Standard & Poor’s: assetto UE da cambiare

Che l’Unione europea abbia un’urgente necessità di essere trasformata profondamente nella sua struttura istituzionale, ce ne eravamo accorti da tempo. Soprattutto dopo gli eventi scottanti dell’ultimo anno quali immigrazione, attentati terroristici e Brexit, un sempre maggior numero di politici e analisti ha auspicato un radicale cambiamento nel modo in cui l’UE viene amministrata. E’ palese come sia necessaria una risposta chiara da parte dei capi di governo nazionali ed europei, per restituire l’Europa ai suoi cittadini ed evitarne il collasso definitivo.

Alle voci provenienti da politica e opinione pubblica, lo scorso 25 luglio si è inserita nelle discussioni anche Standard and Poor’s (S&P), una delle tre principali agenzie di rating del mondo, con sede negli Stati Uniti. In base alle ultime analisi finanziarie sul continente, l’agenzia ha annunciato di aver abbassato di un gradino il rating dell’Unione europea da un valore AA+ ad AA, spiegando che tale scelta deriva dalle incertezze conseguenti al voto del Regno Unito in favore della Brexit. Nella nota di S&P si legge: «Abbiamo rivalutato la coesione all’interno dell’Unione europea, che ora consideriamo come un fattore neutrale e non più positivo». Detto in altre parole, l’agenzia teme che le nuove e complicate trattative tra Europa e Regno Unito potranno rendere meno stabile il bilancio dell’Unione, indebolendone la flessibilità e introducendo incertezze sulle stime di bilancio.

La principale critica che Standard & Poor’s muove all’UE riguarda il modo in cui è strutturata: «Così come opera attualmente, l’UE non rappresenta un insieme coerente di sovranità statali», essendo quindi insostenibile nel lungo periodo. «Al momento ci sono troppi attori ed eventi in corso nella politica elettorale dei 28 Stati membri, con sviluppi politici ed economici impossibili da prevedere».

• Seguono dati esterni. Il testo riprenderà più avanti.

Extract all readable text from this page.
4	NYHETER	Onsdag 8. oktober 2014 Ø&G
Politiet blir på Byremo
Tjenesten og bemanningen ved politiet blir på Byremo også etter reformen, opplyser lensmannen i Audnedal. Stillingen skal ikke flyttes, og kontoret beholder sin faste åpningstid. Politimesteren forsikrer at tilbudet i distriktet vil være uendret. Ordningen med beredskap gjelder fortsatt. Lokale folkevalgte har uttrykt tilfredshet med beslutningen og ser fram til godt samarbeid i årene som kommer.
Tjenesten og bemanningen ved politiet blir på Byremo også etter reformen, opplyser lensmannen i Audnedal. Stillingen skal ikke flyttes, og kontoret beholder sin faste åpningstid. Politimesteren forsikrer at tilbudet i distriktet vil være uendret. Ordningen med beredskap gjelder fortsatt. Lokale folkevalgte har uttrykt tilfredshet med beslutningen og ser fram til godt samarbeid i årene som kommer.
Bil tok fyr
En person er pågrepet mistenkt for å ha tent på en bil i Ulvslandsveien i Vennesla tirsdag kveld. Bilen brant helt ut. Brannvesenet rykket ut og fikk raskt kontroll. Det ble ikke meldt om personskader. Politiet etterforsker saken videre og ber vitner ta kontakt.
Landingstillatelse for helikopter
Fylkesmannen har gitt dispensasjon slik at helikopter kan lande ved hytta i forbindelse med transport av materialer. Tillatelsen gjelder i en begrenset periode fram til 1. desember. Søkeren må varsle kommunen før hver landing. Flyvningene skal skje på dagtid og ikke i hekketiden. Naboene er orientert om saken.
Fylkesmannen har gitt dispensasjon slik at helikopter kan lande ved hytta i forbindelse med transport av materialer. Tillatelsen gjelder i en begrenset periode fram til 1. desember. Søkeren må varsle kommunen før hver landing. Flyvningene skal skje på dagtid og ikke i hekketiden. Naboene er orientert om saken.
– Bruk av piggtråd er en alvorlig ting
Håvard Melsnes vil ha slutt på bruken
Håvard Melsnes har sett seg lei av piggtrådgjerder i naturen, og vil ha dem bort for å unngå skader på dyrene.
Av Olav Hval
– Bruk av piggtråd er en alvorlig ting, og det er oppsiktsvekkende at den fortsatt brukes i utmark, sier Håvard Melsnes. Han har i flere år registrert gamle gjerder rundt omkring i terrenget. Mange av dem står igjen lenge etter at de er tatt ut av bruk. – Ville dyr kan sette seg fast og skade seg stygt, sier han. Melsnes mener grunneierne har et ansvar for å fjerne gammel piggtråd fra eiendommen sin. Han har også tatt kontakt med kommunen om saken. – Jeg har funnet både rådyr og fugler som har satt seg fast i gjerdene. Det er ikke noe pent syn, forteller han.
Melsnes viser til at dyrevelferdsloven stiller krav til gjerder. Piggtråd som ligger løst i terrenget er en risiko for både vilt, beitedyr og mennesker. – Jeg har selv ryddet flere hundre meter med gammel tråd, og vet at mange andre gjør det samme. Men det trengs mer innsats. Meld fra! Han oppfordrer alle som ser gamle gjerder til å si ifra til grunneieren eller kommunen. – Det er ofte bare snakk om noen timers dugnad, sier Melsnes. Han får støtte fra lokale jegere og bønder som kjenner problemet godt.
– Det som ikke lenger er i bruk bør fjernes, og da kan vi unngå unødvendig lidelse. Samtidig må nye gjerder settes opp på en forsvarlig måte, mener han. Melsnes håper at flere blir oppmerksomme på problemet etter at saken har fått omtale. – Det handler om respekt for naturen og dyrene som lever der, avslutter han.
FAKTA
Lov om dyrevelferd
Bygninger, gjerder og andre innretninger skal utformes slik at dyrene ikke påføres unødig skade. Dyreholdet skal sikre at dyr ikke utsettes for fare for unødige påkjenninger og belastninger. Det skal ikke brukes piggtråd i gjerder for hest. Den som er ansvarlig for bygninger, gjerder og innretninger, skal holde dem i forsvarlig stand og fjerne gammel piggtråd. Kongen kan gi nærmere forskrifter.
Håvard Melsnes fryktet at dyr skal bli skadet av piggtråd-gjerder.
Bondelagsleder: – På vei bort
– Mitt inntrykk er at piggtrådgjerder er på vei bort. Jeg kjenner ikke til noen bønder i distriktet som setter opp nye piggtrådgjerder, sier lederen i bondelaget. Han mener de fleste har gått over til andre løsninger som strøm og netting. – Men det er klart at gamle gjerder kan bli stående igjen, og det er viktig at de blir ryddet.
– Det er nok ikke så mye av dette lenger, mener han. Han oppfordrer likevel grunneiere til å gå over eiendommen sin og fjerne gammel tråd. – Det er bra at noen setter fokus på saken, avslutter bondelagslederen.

Appena tre giorni prima del referendum sulla Brexit, S&P aveva già declassato la Gran Bretagna dal rating AAA, mostrando come le analisi nazionali avessero già notato una sofferenza generale del sistema Europa. In tal senso, il sì britannico dovrebbe essere visto come “un campanello d’allarme per il resto dell’Unione”. Ma quali soluzioni proporrebbe Standard and Poor’s per risollevare l’attuale situazione stagnante del governo dell’Europa?

Secondo Paul Sheard, capo economista dell’agenzia, l’Europa ha davanti a sé due opzioni fondamentali: da un lato scegliere di accentrare su di sé maggiore sovranità politica, rendendo l’unione più solida e coerente. Dall’altro, fare in modo che gli Stati membri ritornino ad assumere il pieno controllo in alcuni settori attualmente regolati a livello sovranazionale, trasformando però l’Unione europea in una federazione politica ed economica più blanda. Quale opzione sarebbe la più efficace? In realtà, non è stato detto niente di nuovo, rispetto a ciò che già sappiamo.

Di certo la risposta non dovrebbe giungere da un’agenzia di rating statunitense, che come ben sappiamo fa il bello e il cattivo tempo su aziende, Stati e governi locali di tutto il mondo con le sue “pagelle” finanziarie a sangue freddo. C’è chi comincia a dubitare dell’effettiva utilità di tali superpotenti agenzie di rating, definendole dannose e inutili. Già nel gennaio del 2012, infatti, suscitò  molto scalpore il declassamento di tantissimi Stati UE da parte di Standard & Poor’s: esclusi dal downgrading furono solo Belgio, Olanda, Lussemburgo e Germania, mentre l’Italia perse addirittura due punti; fu minacciato per di più quel default alla Grecia che alla fine non c’è stato. In quell’occasione Mario Draghi, presidente della BCE, affermò: «Bisognerebbe imparare a vivere senza le agenzie di rating, o quanto meno imparare a fare meno affidamento sui loro giudizi».